Every straight single woman in her 40s has figured herself out; she is no longer willing to dilute herself for love. (Illustration: Sarnath Banerjee)
Every straight single woman in her 40s has figured herself out; she is no longer willing to dilute herself for love. (Illustration: Sarnath Banerjee)

By now, every straight single woman in her 40s I knew had figured herself out. She had been through therapy, she had scoured the farthest regions of op-eds, podcasts and YouTube for laughter and self-understanding, she had found guidance in bell hooks, Esther Perel, Amia Srinivasan, Manju Kapur, K. R. Meera and the good old classics. She had scrutinised her sexual preferences—who, how, what she desired—with rhapsodic frenzy. She was no longer willing to dilute herself for love.

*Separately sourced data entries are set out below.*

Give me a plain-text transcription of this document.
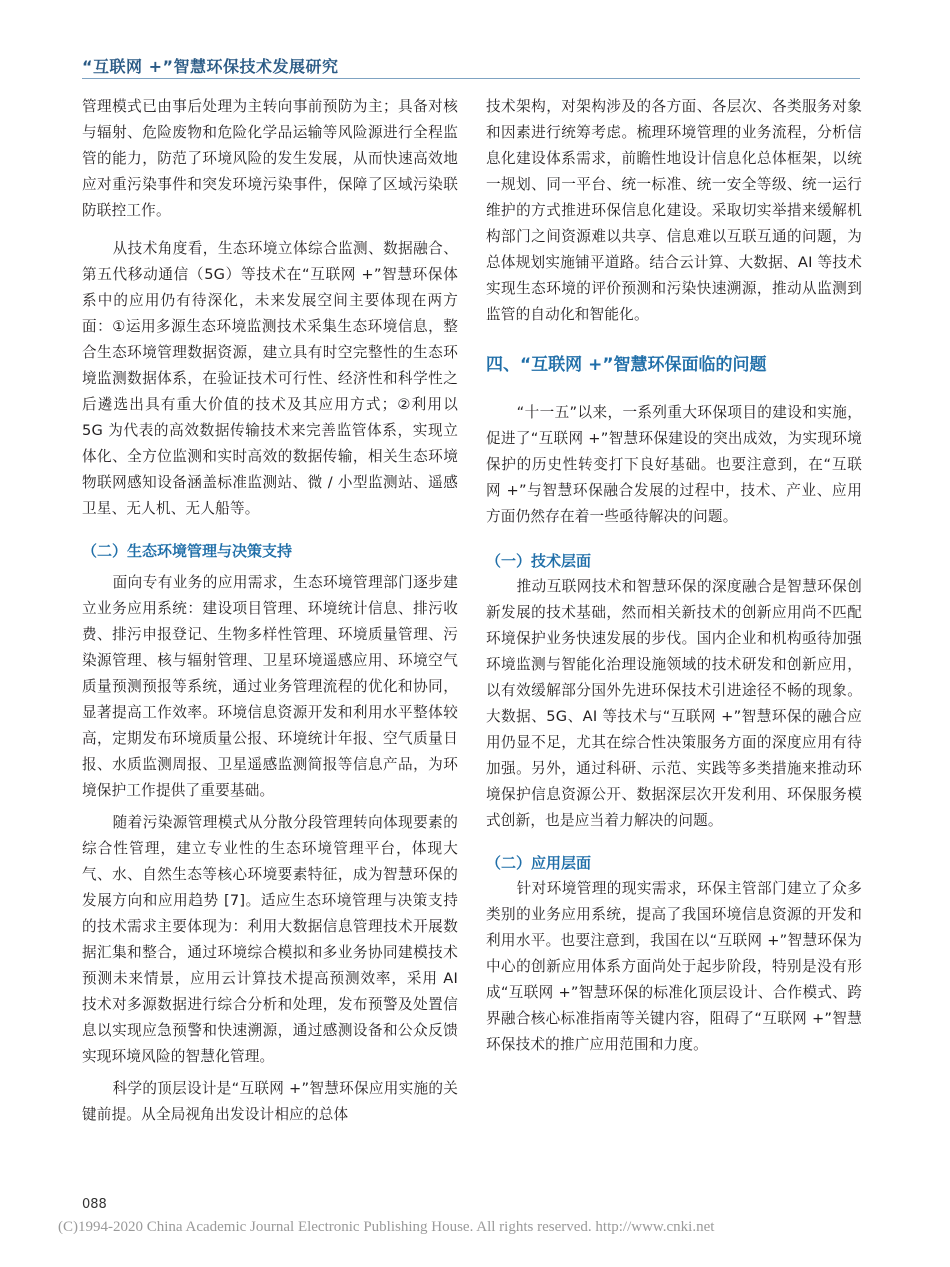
“互联网 +”智慧环保技术发展研究

管理模式已由事后处理为主转向事前预防为主；具备对核与辐射、危险废物和危险化学品运输等风险源进行全程监管的能力，防范了环境风险的发生发展，从而快速高效地应对重污染事件和突发环境污染事件，保障了区域污染联防联控工作。

从技术角度看，生态环境立体综合监测、数据融合、第五代移动通信（5G）等技术在“互联网 +”智慧环保体系中的应用仍有待深化，未来发展空间主要体现在两方面：①运用多源生态环境监测技术采集生态环境信息，整合生态环境管理数据资源，建立具有时空完整性的生态环境监测数据体系，在验证技术可行性、经济性和科学性之后遴选出具有重大价值的技术及其应用方式；②利用以 5G 为代表的高效数据传输技术来完善监管体系，实现立体化、全方位监测和实时高效的数据传输，相关生态环境物联网感知设备涵盖标准监测站、微 / 小型监测站、遥感卫星、无人机、无人船等。

（二）生态环境管理与决策支持

面向专有业务的应用需求，生态环境管理部门逐步建立业务应用系统：建设项目管理、环境统计信息、排污收费、排污申报登记、生物多样性管理、环境质量管理、污染源管理、核与辐射管理、卫星环境遥感应用、环境空气质量预测预报等系统，通过业务管理流程的优化和协同，显著提高工作效率。环境信息资源开发和利用水平整体较高，定期发布环境质量公报、环境统计年报、空气质量日报、水质监测周报、卫星遥感监测简报等信息产品，为环境保护工作提供了重要基础。

随着污染源管理模式从分散分段管理转向体现要素的综合性管理，建立专业性的生态环境管理平台，体现大气、水、自然生态等核心环境要素特征，成为智慧环保的发展方向和应用趋势 [7]。适应生态环境管理与决策支持的技术需求主要体现为：利用大数据信息管理技术开展数据汇集和整合，通过环境综合模拟和多业务协同建模技术预测未来情景，应用云计算技术提高预测效率，采用 AI 技术对多源数据进行综合分析和处理，发布预警及处置信息以实现应急预警和快速溯源，通过感测设备和公众反馈实现环境风险的智慧化管理。

科学的顶层设计是“互联网 +”智慧环保应用实施的关键前提。从全局视角出发设计相应的总体

技术架构，对架构涉及的各方面、各层次、各类服务对象和因素进行统筹考虑。梳理环境管理的业务流程，分析信息化建设体系需求，前瞻性地设计信息化总体框架，以统一规划、同一平台、统一标准、统一安全等级、统一运行维护的方式推进环保信息化建设。采取切实举措来缓解机构部门之间资源难以共享、信息难以互联互通的问题，为总体规划实施铺平道路。结合云计算、大数据、AI 等技术实现生态环境的评价预测和污染快速溯源，推动从监测到监管的自动化和智能化。

四、“互联网 +”智慧环保面临的问题

“十一五”以来，一系列重大环保项目的建设和实施，促进了“互联网 +”智慧环保建设的突出成效，为实现环境保护的历史性转变打下良好基础。也要注意到，在“互联网 +”与智慧环保融合发展的过程中，技术、产业、应用方面仍然存在着一些亟待解决的问题。

（一）技术层面

推动互联网技术和智慧环保的深度融合是智慧环保创新发展的技术基础，然而相关新技术的创新应用尚不匹配环境保护业务快速发展的步伐。国内企业和机构亟待加强环境监测与智能化治理设施领域的技术研发和创新应用，以有效缓解部分国外先进环保技术引进途径不畅的现象。大数据、5G、AI 等技术与“互联网 +”智慧环保的融合应用仍显不足，尤其在综合性决策服务方面的深度应用有待加强。另外，通过科研、示范、实践等多类措施来推动环境保护信息资源公开、数据深层次开发利用、环保服务模式创新，也是应当着力解决的问题。

（二）应用层面

针对环境管理的现实需求，环保主管部门建立了众多类别的业务应用系统，提高了我国环境信息资源的开发和利用水平。也要注意到，我国在以“互联网 +”智慧环保为中心的创新应用体系方面尚处于起步阶段，特别是没有形成“互联网 +”智慧环保的标准化顶层设计、合作模式、跨界融合核心标准指南等关键内容，阻碍了“互联网 +”智慧环保技术的推广应用范围和力度。

088
(C)1994-2020 China Academic Journal Electronic Publishing House. All rights reserved. http://www.cnki.net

Straight single men contending with their 40s, on the other hand, were far too comfortable, out on too many dates, spinning too many discs, playing too many games, to ask themselves any rigorous questions about their romantic lives.

When said playboy made his pass at me—one I had been warned to expect—I was intrigued. Tired of having to find dull men interesting in my everyday life, yet yearning for easy conversation and intimacy, a part of me wanted to be taken care of, to be dominated by the right man in the right way. My empowerment had started to exhaust me. Sadly, between a few short periods of intimacy and longer periods of waiting by WhatsApp, I realised I was too proud to be part of a sexual carousel, not interested in being the One but not interested in being an Option either. Certainly, there are relational spaces in between. But I was too lazy and self-aware to expend labour and energy in forging those. The pragmatism required for polyamory felt as tedious and boring as a prototypical Indian marriage, all those emotional permutations and combinations invariably asking us to treat each other as fast-moving consumer goods. I am too lumpy and bumpy to be a contortionist in my love life. And so, I returned to myself, a romantic in recovery, I had other projects to tackle. He was comfortable with my decision to walk away, we moved on to discussing his life history soon enough. Once, in a fit of passive-aggression, he joked and said, “you are as scared as those chota dil Uncles you hate”; he may have had half a point. Both parties aspired to be understood, both had sadly felt somewhat used in the other’s self-preserving social experiments. We were all playing it safe.

Large problems—inequality, destitution, conflict, cultures of lovelessness—need bold and large hearts. My first year of conversations with several power-Uncles left me frightened at the crisis of small heartedness to which our elite has succumbed. A crisis where sexual assault victims being beaten or stripped naked on the streets has no impact, but a cynical scripted speech by a preferred politician can elicit strong emotions. Unable to make unsafe choices; unwilling to empathise with those unlike us; keeping up appearances through social arrangements that drain us, we numb ourselves to global or domestic conflicts by the various goodies of sex, spectacle and commerce. A famine of feeling, courage and connection is upon many of us Uncles and Aunties of privilege. We pile up against each other, tied together by the escalating loneliness of being a person in an increasingly impersonable world we have helped design by our everyday little acts of inaction. The secondary market—flooded with the derivatives of our old desires—doesn’t operate through pleasure or oversexed libidos, it thrives on our cumulative alienation and tactical silences.

Shrayana Bhattacharya is an economist and author of Desperately Seeking Shah Rukh: India’s Lonely Young Women And The Search For Intimacy And Independence, which was shortlisted for the Sahitya Akademi Award 2023 (English).